All of these things determine your profitability and how competitive your business becomes. How do you ensure that everyone is on the same side and helping you to make profits?

At work everyone believes that they are getting something (such as money) and are giving something in return (such as time and effort). They are weighing up in their mind “how much am I giving, how much am I getting in return and is this fair?” If they believe that they are:

  • Giving too much or
  • Getting too little
  • Then this is unfair, and they won’t work well (poor productivity – how much they produce).

Related: Why Innovative Employee Benefits Are Your Competitive Advantage

The manager needs to:

  • Know what people are thinking about what they are giving and getting and
  • Manage the giving or getting side
  • So that people become more productive

In a smaller business you sometimes cannot afford to pay more or provide the sort of benefits (pensions, medical aid, bursaries etc.) that larger firms can and so the staff may be unhappy, not be productive and be on the look-out for something better.

How do you increase happiness without money?

Everyone wants:

  1. Job security – knowing that you will still have a job next year – and that you will get paid on time.
  2. Contributing to the success of the business.

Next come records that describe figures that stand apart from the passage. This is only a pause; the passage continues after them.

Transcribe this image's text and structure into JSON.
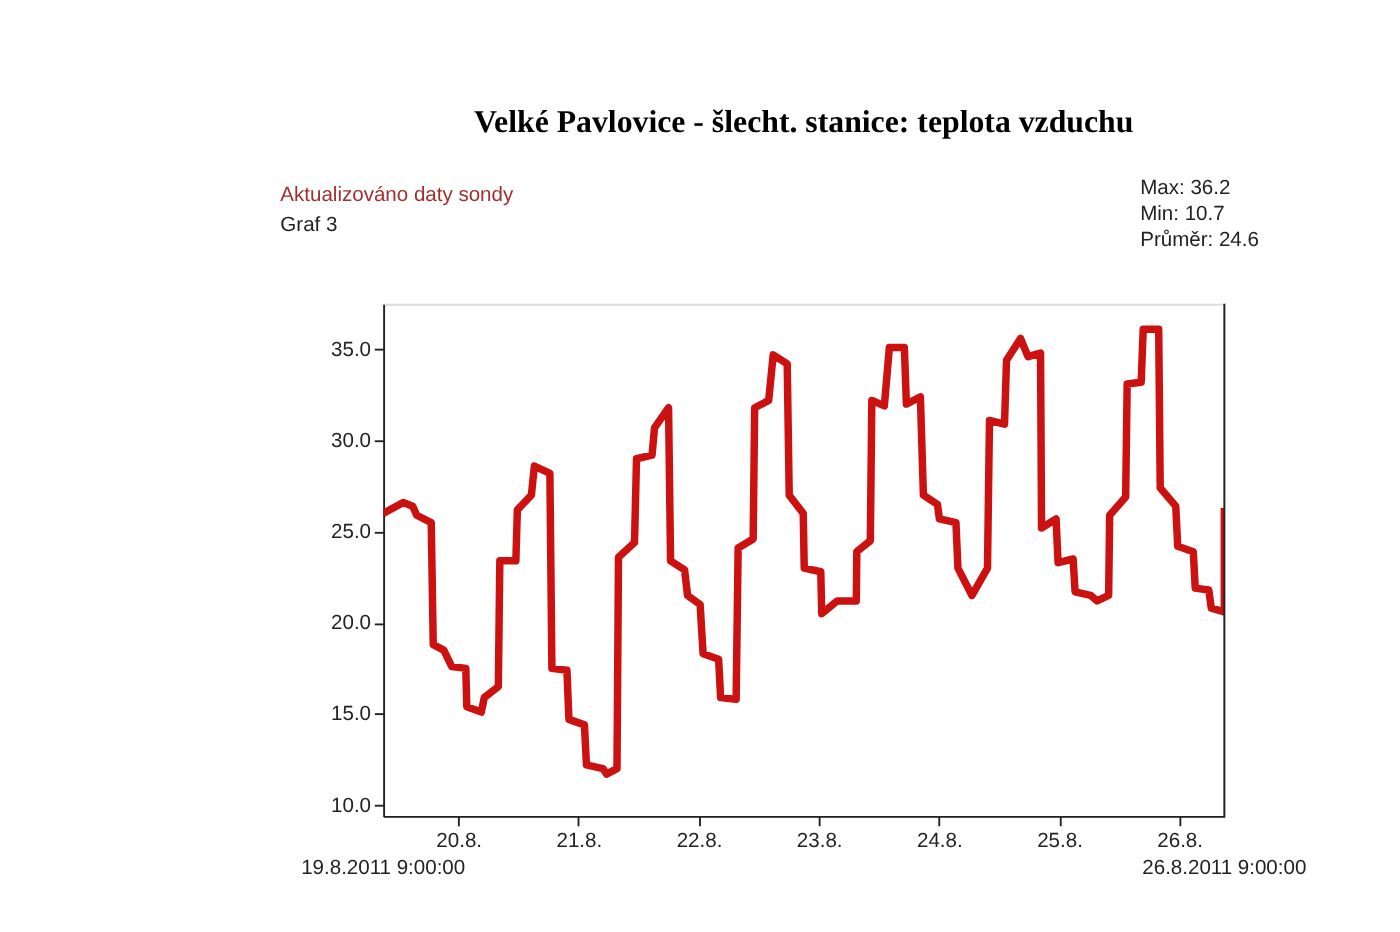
{
  "chart_data": {
    "type": "line",
    "title": "Velké Pavlovice - šlecht. stanice: teplota vzduchu",
    "annotations": [
      "Aktualizováno daty sondy",
      "Graf 3",
      "Max: 36.2",
      "Min: 10.7",
      "Průměr: 24.6",
      "19.8.2011 9:00:00",
      "26.8.2011 9:00:00"
    ],
    "x": [
      "2011-08-19T09:00",
      "2011-08-19T13:00",
      "2011-08-19T14:54",
      "2011-08-19T15:42",
      "2011-08-19T18:36",
      "2011-08-19T19:00",
      "2011-08-19T21:06",
      "2011-08-19T22:42",
      "2011-08-20T01:30",
      "2011-08-20T01:42",
      "2011-08-20T04:36",
      "2011-08-20T05:12",
      "2011-08-20T08:00",
      "2011-08-20T08:18",
      "2011-08-20T11:30",
      "2011-08-20T11:48",
      "2011-08-20T14:36",
      "2011-08-20T15:12",
      "2011-08-20T18:18",
      "2011-08-20T18:42",
      "2011-08-20T21:42",
      "2011-08-20T22:06",
      "2011-08-21T01:12",
      "2011-08-21T01:36",
      "2011-08-21T04:54",
      "2011-08-21T05:36",
      "2011-08-21T07:42",
      "2011-08-21T08:00",
      "2011-08-21T11:12",
      "2011-08-21T11:36",
      "2011-08-21T14:42",
      "2011-08-21T15:12",
      "2011-08-21T18:00",
      "2011-08-21T18:24",
      "2011-08-21T21:12",
      "2011-08-21T21:48",
      "2011-08-22T00:18",
      "2011-08-22T00:54",
      "2011-08-22T04:00",
      "2011-08-22T04:24",
      "2011-08-22T07:30",
      "2011-08-22T07:54",
      "2011-08-22T10:54",
      "2011-08-22T11:12",
      "2011-08-22T14:00",
      "2011-08-22T14:54",
      "2011-08-22T17:42",
      "2011-08-22T18:06",
      "2011-08-22T20:54",
      "2011-08-22T21:06",
      "2011-08-23T00:24",
      "2011-08-23T00:36",
      "2011-08-23T03:42",
      "2011-08-23T07:30",
      "2011-08-23T07:36",
      "2011-08-23T10:18",
      "2011-08-23T10:36",
      "2011-08-23T13:06",
      "2011-08-23T14:06",
      "2011-08-23T17:06",
      "2011-08-23T17:30",
      "2011-08-23T20:18",
      "2011-08-23T20:54",
      "2011-08-23T23:42",
      "2011-08-24T00:06",
      "2011-08-24T03:24",
      "2011-08-24T03:48",
      "2011-08-24T06:36",
      "2011-08-24T09:42",
      "2011-08-24T10:06",
      "2011-08-24T13:06",
      "2011-08-24T13:30",
      "2011-08-24T16:18",
      "2011-08-24T17:48",
      "2011-08-24T20:18",
      "2011-08-24T20:30",
      "2011-08-24T23:24",
      "2011-08-24T23:48",
      "2011-08-25T02:48",
      "2011-08-25T03:12",
      "2011-08-25T06:18",
      "2011-08-25T07:36",
      "2011-08-25T09:54",
      "2011-08-25T10:06",
      "2011-08-25T13:18",
      "2011-08-25T13:36",
      "2011-08-25T16:24",
      "2011-08-25T16:48",
      "2011-08-25T19:54",
      "2011-08-25T20:12",
      "2011-08-25T23:18",
      "2011-08-25T23:42",
      "2011-08-26T02:48",
      "2011-08-26T03:12",
      "2011-08-26T05:54",
      "2011-08-26T06:24",
      "2011-08-26T09:00",
      "2011-08-26T09:00"
    ],
    "series": [
      {
        "color": "#cc1111",
        "values": [
          26.0,
          26.6,
          26.4,
          25.9,
          25.5,
          18.8,
          18.5,
          17.6,
          17.5,
          15.4,
          15.1,
          15.9,
          16.5,
          23.4,
          23.4,
          26.2,
          27.0,
          28.6,
          28.2,
          17.5,
          17.4,
          14.7,
          14.4,
          12.2,
          12.0,
          11.7,
          12.0,
          23.6,
          24.4,
          29.0,
          29.2,
          30.7,
          31.8,
          23.4,
          22.9,
          21.5,
          21.0,
          18.3,
          18.0,
          15.9,
          15.8,
          24.1,
          24.6,
          31.8,
          32.2,
          34.7,
          34.2,
          27.0,
          26.0,
          23.0,
          22.8,
          20.5,
          21.2,
          21.2,
          23.9,
          24.5,
          32.2,
          31.9,
          35.1,
          35.1,
          32.0,
          32.4,
          27.0,
          26.5,
          25.7,
          25.5,
          23.0,
          21.5,
          23.0,
          31.1,
          30.9,
          34.4,
          35.6,
          34.6,
          34.8,
          25.2,
          25.7,
          23.3,
          23.5,
          21.7,
          21.5,
          21.2,
          21.5,
          25.9,
          26.9,
          33.1,
          33.2,
          36.1,
          36.1,
          27.4,
          26.4,
          24.2,
          23.9,
          21.9,
          21.8,
          20.8,
          20.6,
          26.3
        ]
      }
    ],
    "xlim": [
      "2011-08-19T09:00",
      "2011-08-26T09:00"
    ],
    "xticks": [
      {
        "value": "2011-08-20",
        "label": "20.8."
      },
      {
        "value": "2011-08-21",
        "label": "21.8."
      },
      {
        "value": "2011-08-22",
        "label": "22.8."
      },
      {
        "value": "2011-08-23",
        "label": "23.8."
      },
      {
        "value": "2011-08-24",
        "label": "24.8."
      },
      {
        "value": "2011-08-25",
        "label": "25.8."
      },
      {
        "value": "2011-08-26",
        "label": "26.8."
      }
    ],
    "ylim": [
      9.4,
      37.5
    ],
    "yticks": [
      {
        "value": 10,
        "label": "10.0"
      },
      {
        "value": 15,
        "label": "15.0"
      },
      {
        "value": 20,
        "label": "20.0"
      },
      {
        "value": 25,
        "label": "25.0"
      },
      {
        "value": 30,
        "label": "30.0"
      },
      {
        "value": 35,
        "label": "35.0"
      }
    ],
    "grid": false,
    "marker": "none",
    "line_style": "solid"
  }
}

If you train staff to have the knowledge and skills to do a better job and you then encourage and support them to do this then they are happier, and you increase profits. If you then share some of these profits with the staff that helped you to make them then everyone wins!
  3. To be taken seriously and treated with respect. If you do this then staff are happier, and they will also treat your customers with respect.
  4. To be part of the team. You can often do this by having a regular briefing on what your plans are and discussing ideas. Because staff are doing the actual work they will often have good ideas and then will be motivated to implement them – it was their idea after all!

Staff leaving you all the time is a can destroy significant value. If you implement the strategy above, you will have happier staff that are more productive and a more profitable business.